Я попыталась представить своего славного, нежного Галена в
объятиях другой и не почувствовала сожаления. Мне даже спокойней стало при
мысли, что кольцо когда-нибудь отыщет ему половинку, так что он не будет
грустить обо мне.
Я улыбнулась.
– Почему ты улыбаешься? – спросил Дойл.
– Потому что эта мысль не причиняет боли. – Я
подошла к ним и притронулась кончиками пальцев к лицам обоих. – Мысль
потерять вас двоих... вот это как рана в сердце.
Я приложила ладони к их щекам, постаравшись, правда, не
коснуться лица Холода кольцом. Я хотела прикасаться к ним без вмешательства
магии. Кожа Дойла была теплее, чем обычно у людей, – так все время было с
тех пор, как к нему вернулись способности оборотня. Кожа Холода была чуть
холодней, чем у людей. Так бывало не всегда, но он часто казался холодным на
ощупь. Я впервые заметила это в Лос-Анджелесе, после того, как и он благодаря
чаше обрел часть своей божественности.
Я прикасалась к ним обоим – жару и холоду, свету и тьме – и
думала, существует ли в волшебной стране мужчина, который заставит меня забыть
их и обратить к другому ослепленные любовью глаза. Я дорожила любовью, которую
мы по кирпичику выстроили за недели и месяцы. Это потребовало усилий и доверия,
и я понимала, что умри вся магия в мире – и я все равно буду их любить. А после
сегодняшнего вечера я была уверена, что и они любят меня так же сильно.

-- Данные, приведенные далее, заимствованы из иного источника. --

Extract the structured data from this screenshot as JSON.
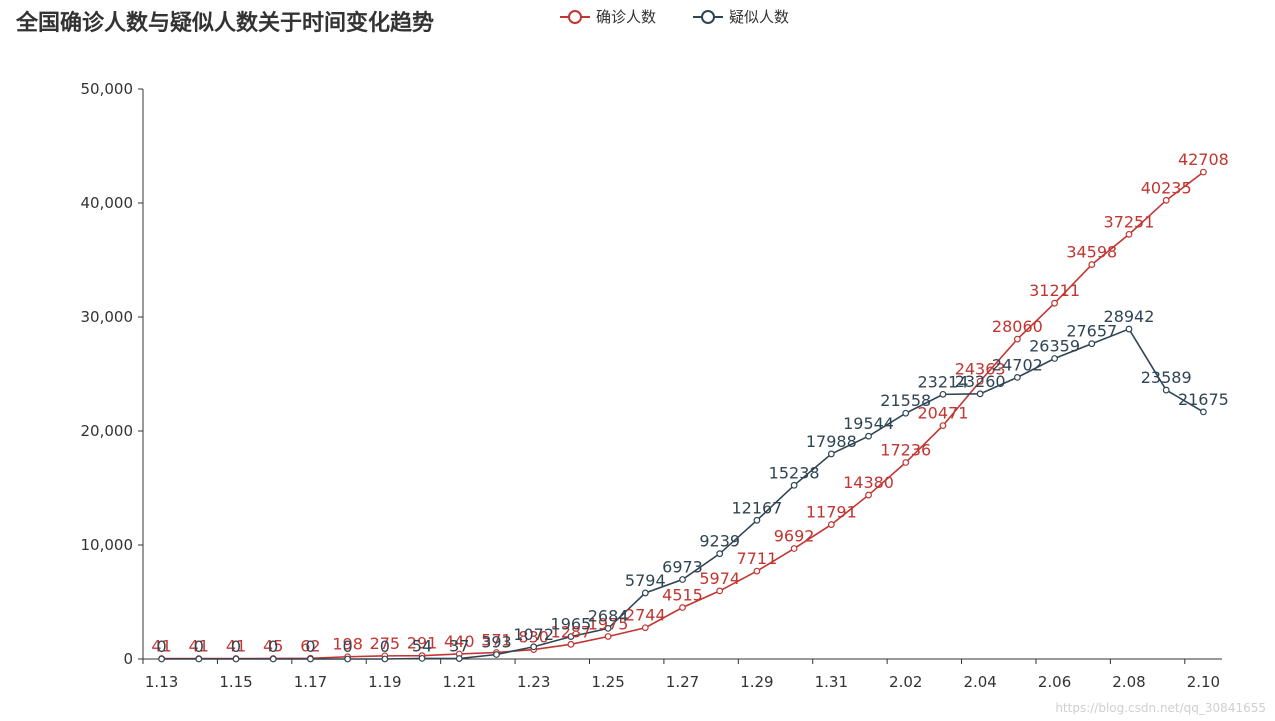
{
  "chart_data": {
    "type": "line",
    "title": "全国确诊人数与疑似人数关于时间变化趋势",
    "categories": [
      "1.13",
      "1.14",
      "1.15",
      "1.16",
      "1.17",
      "1.18",
      "1.19",
      "1.20",
      "1.21",
      "1.22",
      "1.23",
      "1.24",
      "1.25",
      "1.26",
      "1.27",
      "1.28",
      "1.29",
      "1.30",
      "1.31",
      "2.01",
      "2.02",
      "2.03",
      "2.04",
      "2.05",
      "2.06",
      "2.07",
      "2.08",
      "2.09",
      "2.10"
    ],
    "x_tick_labels": [
      "1.13",
      "1.15",
      "1.17",
      "1.19",
      "1.21",
      "1.23",
      "1.25",
      "1.27",
      "1.29",
      "1.31",
      "2.02",
      "2.04",
      "2.06",
      "2.08",
      "2.10"
    ],
    "ylim": [
      0,
      50000
    ],
    "y_ticks": [
      0,
      10000,
      20000,
      30000,
      40000,
      50000
    ],
    "y_tick_labels": [
      "0",
      "10,000",
      "20,000",
      "30,000",
      "40,000",
      "50,000"
    ],
    "legend_position": "top",
    "series": [
      {
        "name": "确诊人数",
        "color": "#c23531",
        "values": [
          41,
          41,
          41,
          45,
          62,
          198,
          275,
          291,
          440,
          571,
          830,
          1287,
          1975,
          2744,
          4515,
          5974,
          7711,
          9692,
          11791,
          14380,
          17236,
          20471,
          24363,
          28060,
          31211,
          34598,
          37251,
          40235,
          42708
        ]
      },
      {
        "name": "疑似人数",
        "color": "#2f4554",
        "values": [
          0,
          0,
          0,
          0,
          0,
          0,
          0,
          54,
          37,
          393,
          1072,
          1965,
          2684,
          5794,
          6973,
          9239,
          12167,
          15238,
          17988,
          19544,
          21558,
          23214,
          23260,
          24702,
          26359,
          27657,
          28942,
          23589,
          21675
        ]
      }
    ]
  },
  "watermark": "https://blog.csdn.net/qq_30841655"
}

Я сдвинула их головы, пока они не соприкоснулись и я не
смогла поцеловать обоих одновременно. Я нагнулась к ним, лицом между их лиц. И
прошептала правду в шелк волос Холода и в жар кожи Дойла:
– Чтобы вы оставались в моей постели на всю мою жизнь,
я бы пожертвовала страной, троном... Всем, что я есть, и всем, чем могу стать.
Дойл первым взял мою руку, но Холод немедленно последовал
примеру, и они потянули меня к себе, обернули своими телами, прижали к себе
крепко и надежно. Дойл шепнул мне в макушку:
– Если бы был кто-то другой, достойный трона, я бы тебе
не препятствовал.
Он прижался щекой к моим волосам. Его объятие было неистовым
почти до боли.
– Я продал бы жизнь за запах твоих волос на моей
подушке, но я слишком долго служил этому двору, чтобы отдать его Келу.
Руки Холода гладили мое тело, бездумно скользили по бедрам
ниже края трусиков, которые я успела надеть.
– То, что рассказывают стражницы Кела... – Он
вздрогнул, я ощутила его дрожь кожей.
Я немного отодвинулась, чтобы видеть их лица.
– Я думала, они слишком его боятся, чтобы болтать. Дойл
притянул меня снова, но повернул так, что я полусидела-полулежала у них на
коленях.
– Кое-кто из гвардии Кела имеет доступ к людским
газетам и журналам, – сказал он. – Они обратили внимание, что твои
стражи проводят время гораздо приятнее, чем Вороны королевы или Журавли принца.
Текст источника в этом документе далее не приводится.